I agree with the above.
What games actually do, imho, is give you sheer, unadulterated happiness.
How? The reason is simple. A psychologist called Mihaly Czikzhentmihalyi (sp?) discovered (I think in the 60s and 70s) through extensive questionnaires with statistically quite large samples, the secret of ordinary human happiness, and it’s laughably simple - basically, if you go through life setting measurable goals that are just outside your comfort zone to attain, and then attain those goals, and then move on to pick a new, slightly higher-level goal, etc., etc., etc., you will be happy.
It’s exactly this progression of increasing powers and ever-increasingly-difficult goals that games give you in a miniature, abstract form, and that make them so addictive - little jags of happiness as you set and attain mini-goals, constantly excelling yourself in skill, the attainment of lewt, the discovery of new stuff, etc., etc.
Of course, theoretically, we should all be getting that kind of happiness in real life, through our careers, family, etc., and most of us probably do, but sometimes life isn’t so forthcoming, things are difficult, and it’s nice to have a happiness-producing substitute.
But of course, addiction is an ever-present possibility with videogames. I find myself always having to keep a weather eye for the symptoms. Avoidance of real life stuff, avoidance of social life, irritability when forced to not play, etc., I recognise I’ve had these at times. But as someone pointed out above, I used to get it with books and comics too, when I was a child. (In most fiction books, of course we live the “hero’s progress” vicariously.)

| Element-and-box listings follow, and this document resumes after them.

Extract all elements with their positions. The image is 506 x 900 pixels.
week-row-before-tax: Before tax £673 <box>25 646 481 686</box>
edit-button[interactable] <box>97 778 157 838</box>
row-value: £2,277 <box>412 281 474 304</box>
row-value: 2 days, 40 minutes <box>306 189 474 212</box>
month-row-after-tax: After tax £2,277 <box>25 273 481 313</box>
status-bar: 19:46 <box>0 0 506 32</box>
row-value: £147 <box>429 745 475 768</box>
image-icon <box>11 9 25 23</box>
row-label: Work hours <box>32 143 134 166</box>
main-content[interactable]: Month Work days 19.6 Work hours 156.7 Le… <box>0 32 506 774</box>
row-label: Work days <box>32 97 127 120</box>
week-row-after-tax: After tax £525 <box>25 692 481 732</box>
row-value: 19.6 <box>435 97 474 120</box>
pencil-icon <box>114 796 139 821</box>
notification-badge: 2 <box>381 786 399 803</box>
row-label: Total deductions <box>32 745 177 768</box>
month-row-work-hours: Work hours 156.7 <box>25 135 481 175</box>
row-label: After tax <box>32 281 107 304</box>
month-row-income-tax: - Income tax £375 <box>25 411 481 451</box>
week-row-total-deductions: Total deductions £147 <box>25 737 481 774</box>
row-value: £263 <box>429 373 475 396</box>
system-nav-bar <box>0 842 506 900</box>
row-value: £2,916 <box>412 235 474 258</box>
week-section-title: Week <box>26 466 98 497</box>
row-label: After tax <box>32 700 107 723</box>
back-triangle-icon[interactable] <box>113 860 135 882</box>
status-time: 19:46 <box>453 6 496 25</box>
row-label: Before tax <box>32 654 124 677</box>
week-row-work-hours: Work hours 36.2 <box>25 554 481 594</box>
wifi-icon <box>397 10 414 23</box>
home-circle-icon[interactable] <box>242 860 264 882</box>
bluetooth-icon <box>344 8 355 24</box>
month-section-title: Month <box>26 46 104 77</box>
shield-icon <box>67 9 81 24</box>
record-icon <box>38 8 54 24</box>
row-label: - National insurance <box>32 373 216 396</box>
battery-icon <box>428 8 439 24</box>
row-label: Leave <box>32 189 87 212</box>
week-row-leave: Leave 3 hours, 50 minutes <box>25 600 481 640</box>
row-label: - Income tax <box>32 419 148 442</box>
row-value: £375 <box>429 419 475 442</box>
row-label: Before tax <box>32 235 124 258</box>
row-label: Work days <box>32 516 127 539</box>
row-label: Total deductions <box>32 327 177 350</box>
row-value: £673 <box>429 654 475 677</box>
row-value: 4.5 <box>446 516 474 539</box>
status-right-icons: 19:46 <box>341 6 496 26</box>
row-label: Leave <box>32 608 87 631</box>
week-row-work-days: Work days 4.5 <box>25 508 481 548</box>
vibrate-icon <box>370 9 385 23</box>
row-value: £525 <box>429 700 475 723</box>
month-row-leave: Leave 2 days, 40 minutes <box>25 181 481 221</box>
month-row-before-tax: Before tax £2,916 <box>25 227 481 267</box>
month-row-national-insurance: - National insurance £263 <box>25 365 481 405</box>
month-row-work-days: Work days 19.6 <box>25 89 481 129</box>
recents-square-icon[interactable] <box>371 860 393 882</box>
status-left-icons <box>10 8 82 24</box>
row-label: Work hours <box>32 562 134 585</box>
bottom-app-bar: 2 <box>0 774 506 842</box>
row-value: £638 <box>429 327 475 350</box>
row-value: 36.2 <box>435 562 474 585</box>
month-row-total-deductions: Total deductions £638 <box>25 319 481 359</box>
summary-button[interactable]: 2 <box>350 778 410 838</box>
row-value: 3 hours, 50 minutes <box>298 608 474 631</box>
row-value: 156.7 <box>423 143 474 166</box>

For me, addiction gets particularly heavy with MMOs, much heavier than with single player games. With a single player game, I might get addicted to it for a couple of days at the most. With an MMO in the first flush of love, it’s a several-week addiction in the course of which I almost can’t be bothered doing anything else at all. This has happened to me twice now, 3 years ago with City of Heroes, and at the moment with LOTRO.
It’s a sweet, and pretty harmless addiction, but I do recognise it is an addiction, and that it’s a possible danger.
The upside is that you do eventually get bored with any given game at some point - the craving stops one day, quite of its own accord. Not so with drugs - the craving continues until you actually stop taking the drug.
All this with the caveat that people can vary tremendously.